Blessings

I'm sure in the beginning it probably seemed pretty overwhelming for my parents. Daddy was deployed often - back then Marines deployed for two years at a time and families didn't travel with them. They stayed behind. So here they were, stationed in a tiny little town in North Carolina being told that their best bet would be to take their newborn to Portsmouth Naval Hospital in Virginia because there wasn’t any formal treatment available in North Carolina.
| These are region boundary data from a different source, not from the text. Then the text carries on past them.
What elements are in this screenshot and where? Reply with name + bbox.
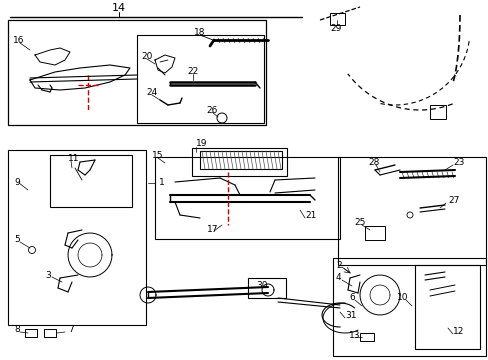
Text: 6: 6	[348, 293, 354, 302]
Bar	[25, 329, 37, 337]
Text: 7: 7	[68, 325, 74, 334]
Text: 26: 26	[206, 105, 217, 114]
Bar	[137, 35, 264, 123]
Text: 11: 11	[68, 153, 80, 162]
Text: 28: 28	[367, 158, 379, 166]
Text: 9: 9	[14, 177, 20, 186]
Text: 25: 25	[353, 217, 365, 226]
Text: 24: 24	[146, 87, 157, 96]
Bar	[332, 258, 485, 356]
Text: 30: 30	[256, 280, 267, 289]
Bar	[8, 20, 265, 125]
Text: 22: 22	[187, 67, 198, 76]
Text: 17: 17	[206, 225, 218, 234]
Text: 21: 21	[305, 211, 316, 220]
Text: 27: 27	[447, 195, 458, 204]
Bar	[329, 13, 345, 25]
Text: 14: 14	[112, 3, 126, 13]
Bar	[50, 155, 132, 207]
Bar	[247, 278, 285, 298]
Text: 3: 3	[45, 270, 51, 279]
Text: 16: 16	[13, 36, 24, 45]
Text: 29: 29	[329, 23, 341, 32]
Text: 5: 5	[14, 235, 20, 244]
Text: 13: 13	[348, 330, 360, 339]
Text: 1: 1	[159, 177, 164, 186]
Text: 10: 10	[396, 293, 407, 302]
Bar	[44, 329, 56, 337]
Text: 20: 20	[141, 51, 152, 60]
Bar	[429, 105, 445, 119]
Text: 8: 8	[14, 325, 20, 334]
Bar	[8, 150, 146, 325]
Text: 31: 31	[345, 310, 356, 320]
Bar	[364, 226, 384, 240]
Text: 2: 2	[335, 261, 341, 270]
Text: 18: 18	[194, 27, 205, 36]
Text: 15: 15	[152, 150, 163, 159]
Bar	[155, 157, 339, 239]
Bar	[192, 148, 286, 176]
Text: 12: 12	[452, 328, 464, 337]
Bar	[414, 265, 479, 349]
Text: 19: 19	[196, 139, 207, 148]
Bar	[359, 333, 373, 341]
Text: 4: 4	[335, 274, 341, 283]
Bar	[200, 151, 282, 169]
Bar	[337, 157, 485, 265]
Text: 23: 23	[452, 158, 464, 166]
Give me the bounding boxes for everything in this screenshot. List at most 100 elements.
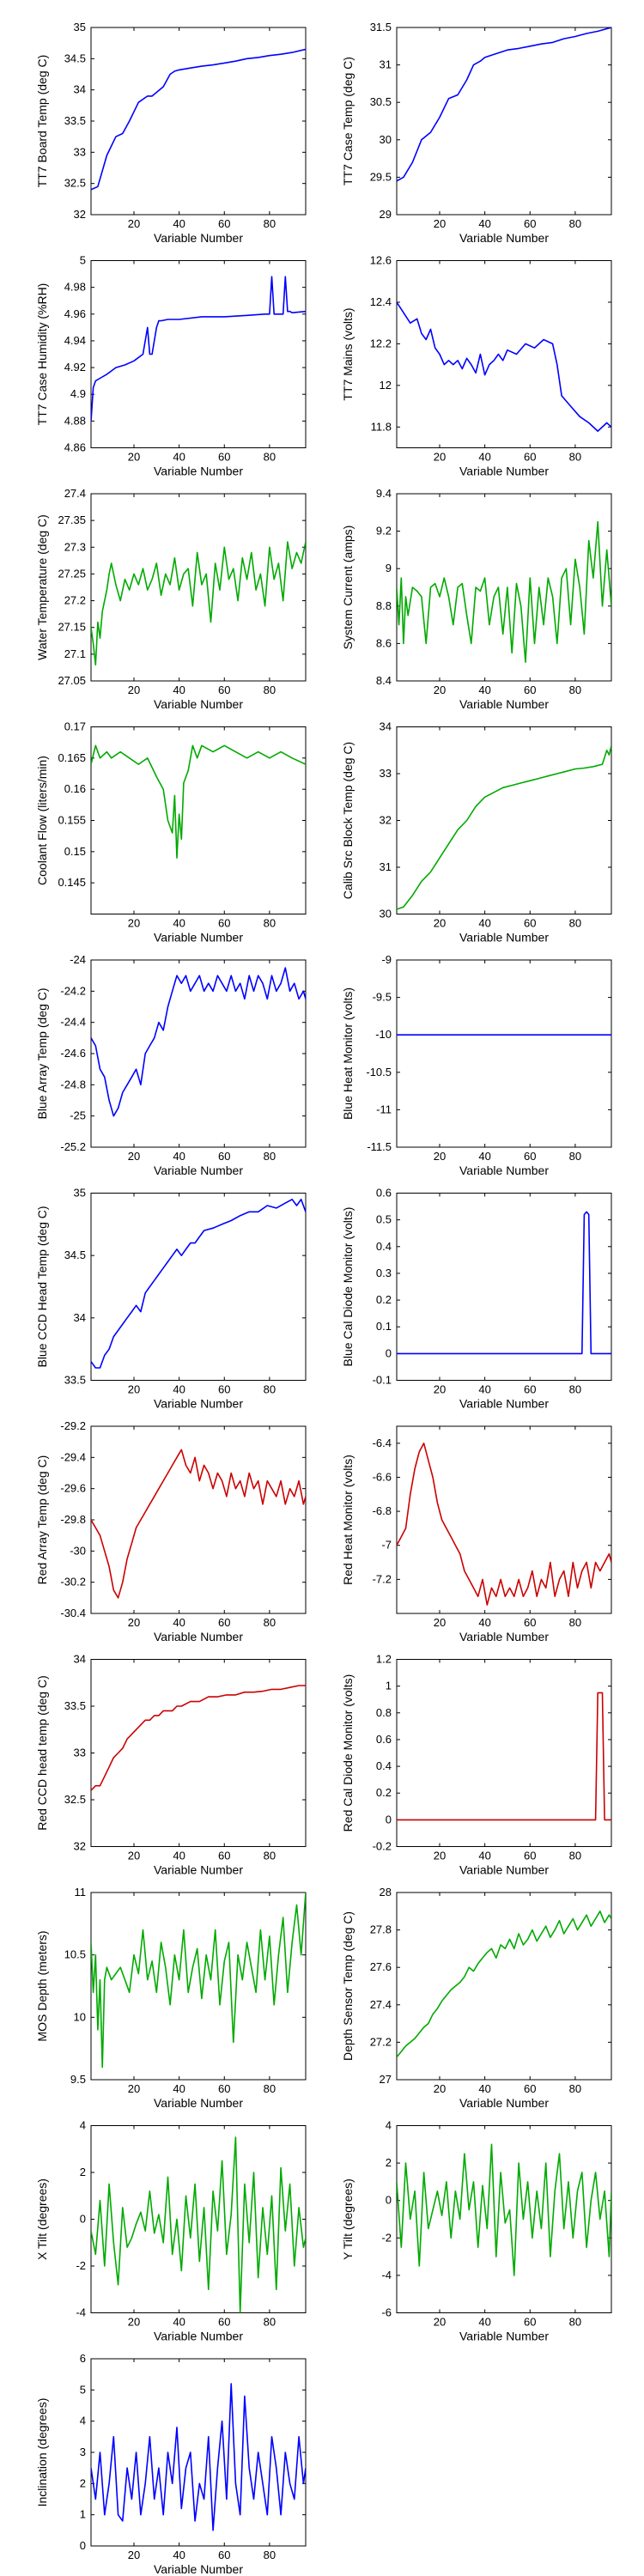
x-tick-label: 80 bbox=[264, 1150, 276, 1163]
x-tick-label: 60 bbox=[524, 2316, 536, 2329]
y-tick-label: 33 bbox=[74, 1747, 86, 1759]
y-tick-label: 27.8 bbox=[370, 1923, 392, 1936]
y-tick-label: 2 bbox=[386, 2156, 392, 2169]
x-tick-label: 80 bbox=[569, 1616, 581, 1629]
series-line bbox=[91, 48, 306, 191]
x-tick-label: 20 bbox=[128, 2549, 140, 2561]
chart-panel: 20 40 60 80 4.86 4.88 4.9 4.92 4.94 4.96 4.98 5 Vari… bbox=[35, 254, 307, 478]
x-tick-label: 40 bbox=[478, 217, 490, 230]
x-tick-label: 80 bbox=[569, 917, 581, 930]
x-tick-label: 40 bbox=[173, 451, 185, 464]
x-tick-label: 40 bbox=[478, 2082, 490, 2095]
x-axis-label: Variable Number bbox=[459, 697, 549, 711]
x-tick-label: 20 bbox=[434, 1383, 446, 1396]
y-tick-label: 4 bbox=[80, 2119, 86, 2132]
y-tick-label: 0.15 bbox=[64, 845, 86, 858]
y-axis-label: Y Tilt (degrees) bbox=[341, 2178, 355, 2260]
y-tick-label: 0.6 bbox=[376, 1187, 392, 1200]
y-axis-label: MOS Depth (meters) bbox=[35, 1930, 49, 2041]
y-axis-label: Red Heat Monitor (volts) bbox=[341, 1455, 355, 1585]
y-tick-label: 4.9 bbox=[70, 387, 86, 400]
x-tick-label: 40 bbox=[173, 2549, 185, 2561]
x-axis-label: Variable Number bbox=[459, 2330, 549, 2343]
y-tick-label: -11.5 bbox=[367, 1140, 392, 1153]
series-line bbox=[91, 1449, 306, 1599]
y-tick-label: 8.8 bbox=[376, 599, 392, 612]
x-tick-label: 80 bbox=[569, 1150, 581, 1163]
x-tick-label: 80 bbox=[264, 1616, 276, 1629]
y-tick-label: 9.4 bbox=[376, 487, 392, 500]
series-line bbox=[397, 745, 611, 910]
y-tick-label: 12.2 bbox=[370, 337, 392, 349]
y-tick-label: 32.5 bbox=[64, 1793, 86, 1806]
chart-panel: 20 40 60 80 32 32.5 33 33.5 34 34.5 35 Variable Num… bbox=[35, 21, 307, 245]
x-tick-label: 40 bbox=[478, 1616, 490, 1629]
y-tick-label: 4.94 bbox=[64, 334, 86, 347]
plot-frame bbox=[396, 959, 612, 1148]
chart-panel: 20 40 60 80 -7.2 -7 -6.8 -6.6 -6.4 Variable Numbe… bbox=[341, 1425, 612, 1643]
plot-frame bbox=[90, 1193, 307, 1381]
series-line bbox=[91, 2136, 306, 2313]
y-tick-label: 27.35 bbox=[58, 513, 86, 526]
plot-frame bbox=[90, 260, 307, 448]
y-tick-label: -6.4 bbox=[373, 1437, 392, 1449]
x-tick-label: 20 bbox=[128, 2082, 140, 2095]
chart-panel: 20 40 60 80 -0.1 0 0.1 0.2 0.3 0.4 0.5 0.6 Variable … bbox=[341, 1187, 612, 1411]
x-tick-label: 40 bbox=[173, 217, 185, 230]
x-tick-label: 20 bbox=[434, 451, 446, 464]
y-axis-label: TT7 Board Temp (deg C) bbox=[35, 55, 49, 188]
x-tick-label: 20 bbox=[128, 1383, 140, 1396]
x-tick-label: 60 bbox=[524, 1383, 536, 1396]
x-tick-label: 60 bbox=[218, 2549, 230, 2561]
y-axis-label: TT7 Case Humidity (%RH) bbox=[35, 283, 49, 426]
x-tick-label: 80 bbox=[569, 2316, 581, 2329]
series-line bbox=[91, 2383, 306, 2531]
x-tick-label: 80 bbox=[569, 217, 581, 230]
plot-frame bbox=[396, 1659, 612, 1847]
series-line bbox=[397, 1211, 611, 1355]
chart-panel: 20 40 60 80 11.8 12 12.2 12.4 12.6 Variable Numbe… bbox=[341, 254, 612, 478]
chart-panel: 20 40 60 80 33.5 34 34.5 35 Variable Number Blue … bbox=[35, 1187, 307, 1411]
y-tick-label: -11 bbox=[376, 1103, 392, 1115]
y-tick-label: 0.155 bbox=[58, 814, 86, 827]
x-tick-label: 60 bbox=[218, 1383, 230, 1396]
y-tick-label: 10.5 bbox=[64, 1948, 86, 1961]
y-tick-label: 27.2 bbox=[64, 594, 86, 607]
x-tick-label: 80 bbox=[569, 1383, 581, 1396]
y-tick-label: 33.5 bbox=[64, 1374, 86, 1387]
chart-panel: 20 40 60 80 -25.2 -25 -24.8 -24.6 -24.4 -24.2 -24 V… bbox=[35, 953, 307, 1177]
x-axis-label: Variable Number bbox=[459, 1163, 549, 1177]
y-tick-label: 27.05 bbox=[58, 674, 86, 687]
series-line bbox=[397, 27, 611, 182]
y-tick-label: -2 bbox=[76, 2259, 86, 2272]
x-tick-label: 60 bbox=[218, 217, 230, 230]
plot-frame bbox=[90, 959, 307, 1148]
y-axis-label: Depth Sensor Temp (deg C) bbox=[341, 1911, 355, 2061]
y-tick-label: 32 bbox=[74, 208, 86, 221]
y-tick-label: 0.2 bbox=[376, 1786, 392, 1799]
x-tick-label: 60 bbox=[524, 1616, 536, 1629]
x-tick-label: 20 bbox=[434, 1150, 446, 1163]
x-tick-label: 40 bbox=[478, 917, 490, 930]
x-axis-label: Variable Number bbox=[154, 1863, 243, 1877]
x-tick-label: 60 bbox=[218, 451, 230, 464]
y-tick-label: 11.8 bbox=[371, 420, 392, 433]
x-axis-label: Variable Number bbox=[154, 931, 243, 945]
y-tick-label: 8.4 bbox=[376, 674, 392, 687]
plot-frame bbox=[396, 1193, 612, 1381]
x-tick-label: 20 bbox=[128, 2316, 140, 2329]
y-tick-label: 0.6 bbox=[376, 1733, 392, 1746]
y-tick-label: 34 bbox=[74, 1653, 86, 1666]
y-tick-label: 0.145 bbox=[58, 876, 86, 889]
x-axis-label: Variable Number bbox=[154, 2330, 243, 2343]
y-tick-label: 4.96 bbox=[64, 307, 86, 320]
y-tick-label: 33 bbox=[380, 767, 392, 780]
plot-frame bbox=[396, 726, 612, 914]
y-tick-label: 0.3 bbox=[376, 1267, 392, 1279]
y-axis-label: Red Cal Diode Monitor (volts) bbox=[341, 1674, 355, 1832]
x-tick-label: 80 bbox=[264, 2082, 276, 2095]
series-line bbox=[397, 1443, 611, 1606]
y-axis-label: Blue CCD Head Temp (deg C) bbox=[35, 1206, 49, 1367]
x-tick-label: 80 bbox=[264, 917, 276, 930]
Blessing #1 - We had a round of about 4 or 5 doctors until I was about 5 years old that, honestly, aren't worth mentioning. Then came Dr. Getz. If memory serves, I was his first cleft lip/palate and I think the young doc was probably as nervous as my folks. But he was talented and patient; he also did something I rarely see doctors do - he talked to the kid rather than the parents. See, its very intimidating listening to doctors and parents discussing what’s going to happen to you. Sometimes the doctors come in groups, they break out china markers and draw on your face, discussing you like you're a science experiment. Dr. Getz never did that. He explained to me what was going to happen, what he hoped to accomplish, and that it might work, it might not. I remember times when he'd forget my parents were in the room and they'd have to interrupt to get him to repeat something. It may have been frustrating for them at times but I'm grateful that they let him continue to treat me in that regard - like it was my body, my choices, my cleft. Dr. Getz was a gift - I couldn't have asked for better results or a kinder man. He even got us in touch with a phenomenal orthodontist which brings me to...

Blessing #2 - Dr. Louis Marconyak is an orthodontist here in Virginia Beach. The man works small miracles when it comes to ortho-reconstruction. He built me these little retainers with fake teeth on them between surgeries with Dr. Getz when he found out that the kids teased me for being a pre-teen who still had teeth missing. I loved Dr. Marconyak and Dr. Getz like family...

Blessing #3 - But in the end I have only one family and they are truly the greatest blessing of all. At 35, I have realized that my parents suffered in that waiting room more than they assumed I was suffering in the OR - I wasn't suffering, I was sleeping! They had to endure every second, waiting for that nurse or doctor to come tell them I was ok. And the unnecessary guilt they felt! We were stationed in North Carolina for 12 years and my parents drove me to Portsmouth Naval every year, sometimes 2 and 3 times a year for check ups, surgeries, appointments. My sister, Kelly, probably felt left out and maybe even forgotten at times. She is 11 years older than me and not only did I steal the "only child" spotlight from her when I came along, but I came with my own "special" spotlight. I can't imagine how hard that must have been on her. But if she felt any anger or resentment towards me, I never knew it. YaYa protected me and loved me – I couldn’t have asked for anyone better.

Now I know this day and age, children born with cleft lips/palates are so very fortunate. The medical advancement in treating it is mind-boggling to me. But the options that parents have today for their kids in one surgery, took 4 and 5 (or more) in the late 1970s and 80s. Sometimes I read blogs from clefts that are really…depressing! I’m so grateful that my experience was different. I do believe in that old adage that the good Lord doesn’t give you more than you can handle. He gave me 3 blessings in life and for that I’m truly grateful.